Haushaltsbefragungen

Haustür-Umfrage zum Jahrhundert-Hochwasser

Rosenheim - Wenn die Wissenschaftler zweimal klingeln: Das Helmholtz-Zentrums für Umweltforschung wird in der kommenden Woche eine Umfrage zum Hochwasser 2013 durchführen.

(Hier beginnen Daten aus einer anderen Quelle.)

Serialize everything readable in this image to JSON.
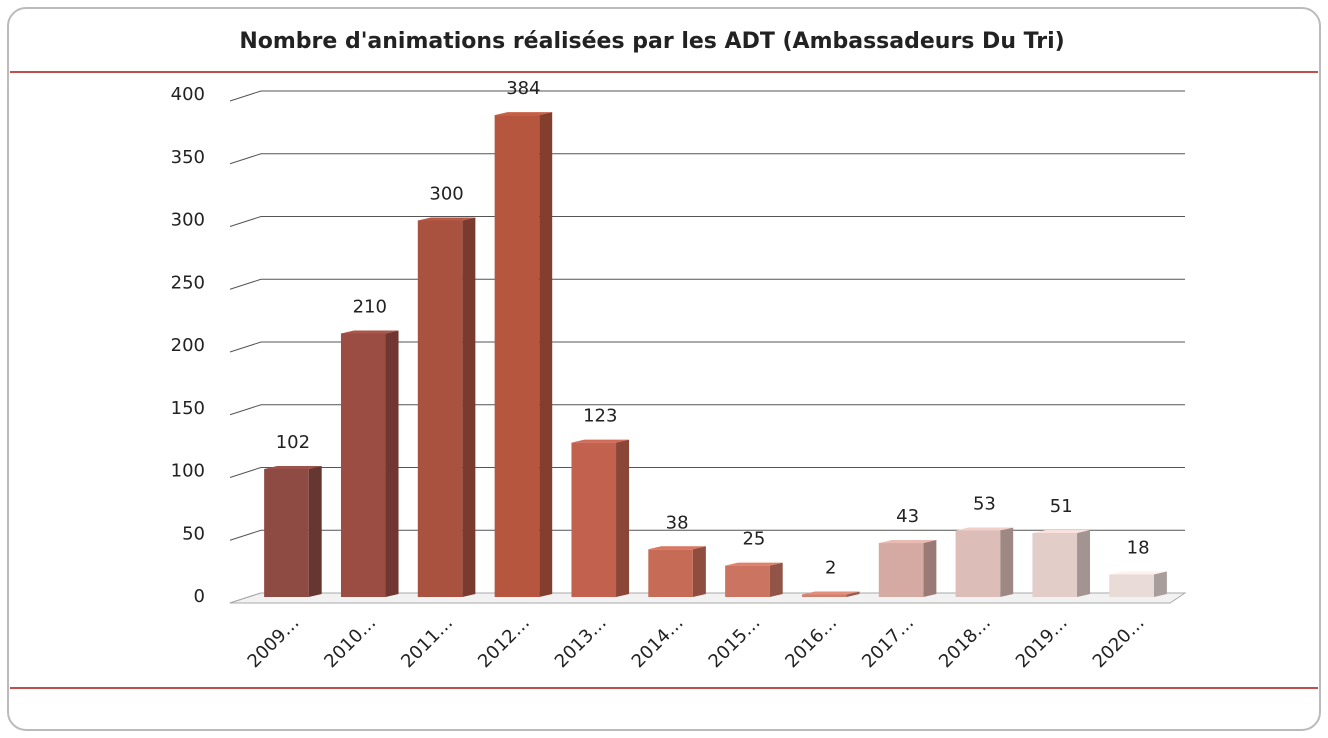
{
  "chart_data": {
    "type": "bar3d",
    "title": "Nombre d'animations réalisées par les ADT (Ambassadeurs Du Tri)",
    "categories": [
      "2009…",
      "2010…",
      "2011…",
      "2012…",
      "2013…",
      "2014…",
      "2015…",
      "2016…",
      "2017…",
      "2018…",
      "2019…",
      "2020…"
    ],
    "values": [
      102,
      210,
      300,
      384,
      123,
      38,
      25,
      2,
      43,
      53,
      51,
      18
    ],
    "colors": [
      "#8e4b43",
      "#9c4d43",
      "#a95240",
      "#b6563f",
      "#c1614e",
      "#c56b56",
      "#ca7461",
      "#cf8171",
      "#d5aaa2",
      "#dcbdb7",
      "#e2cdc9",
      "#e9dbd7"
    ],
    "ylim": [
      0,
      400
    ],
    "yticks": [
      0,
      50,
      100,
      150,
      200,
      250,
      300,
      350,
      400
    ],
    "grid": true
  }
}
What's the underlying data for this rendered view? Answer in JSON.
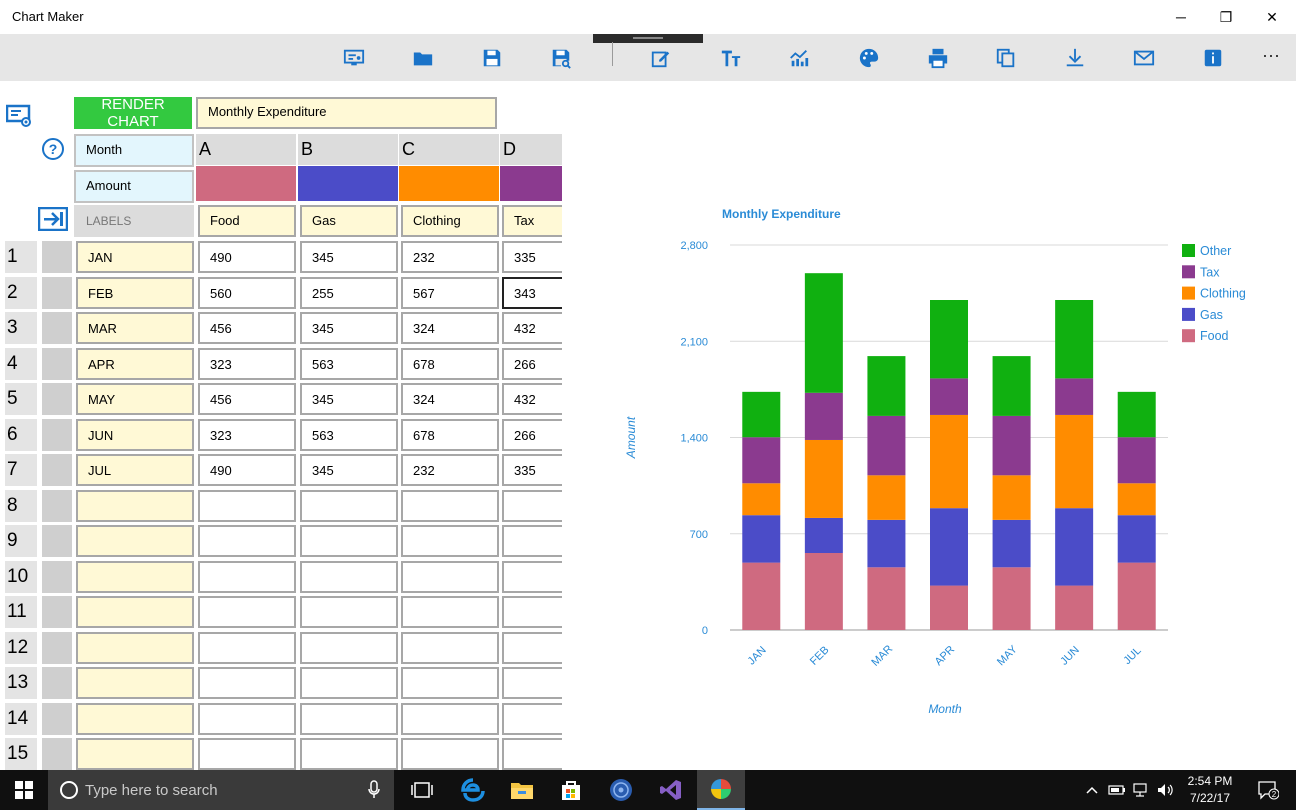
{
  "window": {
    "title": "Chart Maker",
    "minimize": "─",
    "maximize": "❐",
    "close": "✕"
  },
  "toolbar": {
    "buttons": [
      "presentation-icon",
      "open-folder-icon",
      "save-icon",
      "save-as-icon",
      "edit-icon",
      "text-format-icon",
      "chart-type-icon",
      "palette-icon",
      "print-icon",
      "copy-icon",
      "download-icon",
      "mail-icon",
      "info-icon"
    ],
    "more": "···",
    "accent": "#1a73c8"
  },
  "editor": {
    "render_button": "RENDER CHART",
    "chart_title_value": "Monthly Expenditure",
    "x_label_value": "Month",
    "y_label_value": "Amount",
    "labels_header": "LABELS",
    "help_icon": "?",
    "columns": [
      {
        "letter": "A",
        "color": "#cf6a80",
        "series": "Food"
      },
      {
        "letter": "B",
        "color": "#4b4cc8",
        "series": "Gas"
      },
      {
        "letter": "C",
        "color": "#ff8c00",
        "series": "Clothing"
      },
      {
        "letter": "D",
        "color": "#8b3a8f",
        "series": "Tax"
      }
    ],
    "rows": [
      {
        "num": "1",
        "label": "JAN",
        "values": [
          "490",
          "345",
          "232",
          "335"
        ]
      },
      {
        "num": "2",
        "label": "FEB",
        "values": [
          "560",
          "255",
          "567",
          "343"
        ]
      },
      {
        "num": "3",
        "label": "MAR",
        "values": [
          "456",
          "345",
          "324",
          "432"
        ]
      },
      {
        "num": "4",
        "label": "APR",
        "values": [
          "323",
          "563",
          "678",
          "266"
        ]
      },
      {
        "num": "5",
        "label": "MAY",
        "values": [
          "456",
          "345",
          "324",
          "432"
        ]
      },
      {
        "num": "6",
        "label": "JUN",
        "values": [
          "323",
          "563",
          "678",
          "266"
        ]
      },
      {
        "num": "7",
        "label": "JUL",
        "values": [
          "490",
          "345",
          "232",
          "335"
        ]
      },
      {
        "num": "8",
        "label": "",
        "values": [
          "",
          "",
          "",
          ""
        ]
      },
      {
        "num": "9",
        "label": "",
        "values": [
          "",
          "",
          "",
          ""
        ]
      },
      {
        "num": "10",
        "label": "",
        "values": [
          "",
          "",
          "",
          ""
        ]
      },
      {
        "num": "11",
        "label": "",
        "values": [
          "",
          "",
          "",
          ""
        ]
      },
      {
        "num": "12",
        "label": "",
        "values": [
          "",
          "",
          "",
          ""
        ]
      },
      {
        "num": "13",
        "label": "",
        "values": [
          "",
          "",
          "",
          ""
        ]
      },
      {
        "num": "14",
        "label": "",
        "values": [
          "",
          "",
          "",
          ""
        ]
      },
      {
        "num": "15",
        "label": "",
        "values": [
          "",
          "",
          "",
          ""
        ]
      }
    ]
  },
  "chart_data": {
    "type": "bar",
    "stacked": true,
    "title": "Monthly Expenditure",
    "xlabel": "Month",
    "ylabel": "Amount",
    "categories": [
      "JAN",
      "FEB",
      "MAR",
      "APR",
      "MAY",
      "JUN",
      "JUL"
    ],
    "ylim": [
      0,
      2800
    ],
    "yticks": [
      0,
      700,
      1400,
      2100,
      2800
    ],
    "ytick_labels": [
      "0",
      "700",
      "1,400",
      "2,100",
      "2,800"
    ],
    "grid": true,
    "legend": "right",
    "series": [
      {
        "name": "Food",
        "color": "#cf6a80",
        "values": [
          490,
          560,
          456,
          323,
          456,
          323,
          490
        ]
      },
      {
        "name": "Gas",
        "color": "#4b4cc8",
        "values": [
          345,
          255,
          345,
          563,
          345,
          563,
          345
        ]
      },
      {
        "name": "Clothing",
        "color": "#ff8c00",
        "values": [
          232,
          567,
          324,
          678,
          324,
          678,
          232
        ]
      },
      {
        "name": "Tax",
        "color": "#8b3a8f",
        "values": [
          335,
          343,
          432,
          266,
          432,
          266,
          335
        ]
      },
      {
        "name": "Other",
        "color": "#10b010",
        "values": [
          330,
          870,
          435,
          570,
          435,
          570,
          330
        ]
      }
    ],
    "legend_order": [
      "Other",
      "Tax",
      "Clothing",
      "Gas",
      "Food"
    ],
    "text_color": "#2a8bd6"
  },
  "taskbar": {
    "search_placeholder": "Type here to search",
    "apps": [
      "task-view-icon",
      "edge-icon",
      "file-explorer-icon",
      "store-icon",
      "media-app-icon",
      "visual-studio-icon",
      "chart-maker-app-icon"
    ],
    "time": "2:54 PM",
    "date": "7/22/17",
    "notification_count": "2"
  }
}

Im Rahmen eines Forschungsprojekts des Helmholtz-Zentrums für Umweltforschung Leipzig GmbH (UFZ) beschäftigt sich eine Gruppe von Wissenschaftlern mit den Folgen der jüngeren Hochwasserereignisse für bayerische Kommunen und Städte. Im Mittelpunkt der Untersuchung stehen die Fragen, wie effizient die staatlichen Aufbauhilfen für das Hochwasser 2013 waren und welchen Einfluss sie auf private Vorsorgeentscheidungen und risikomindernde Handlungen haben.

Zum Ablauf der Befragung:

Nach einer Ankündigung per Wurfzettel führen die Wissenschaftler von Montag, 14. April, bis Donnerstag, 17. April, Haushaltsbefragungen in der Stadt Rosenheim durch. Dazu klingeln Mitarbeiter des Helmholtz-Zentrums für Umweltforschung Leipzig GmbH bei ausgewählten Haushalten und bitten um das Ausfüllen eines Fragebogens. Dabei soll vor allem abgefragt werden, wie die Bevölkerung mit den Folgen des Hochwassers umgegangen ist, wie sie allgemein das Risiko von Hochwasser bzw. Überschwemmungen einschätzt, wie sie öffentliche Schutzmaßnahmen bewertet und wie zufrieden sie mit den öffentlichen Soforthilfen ist.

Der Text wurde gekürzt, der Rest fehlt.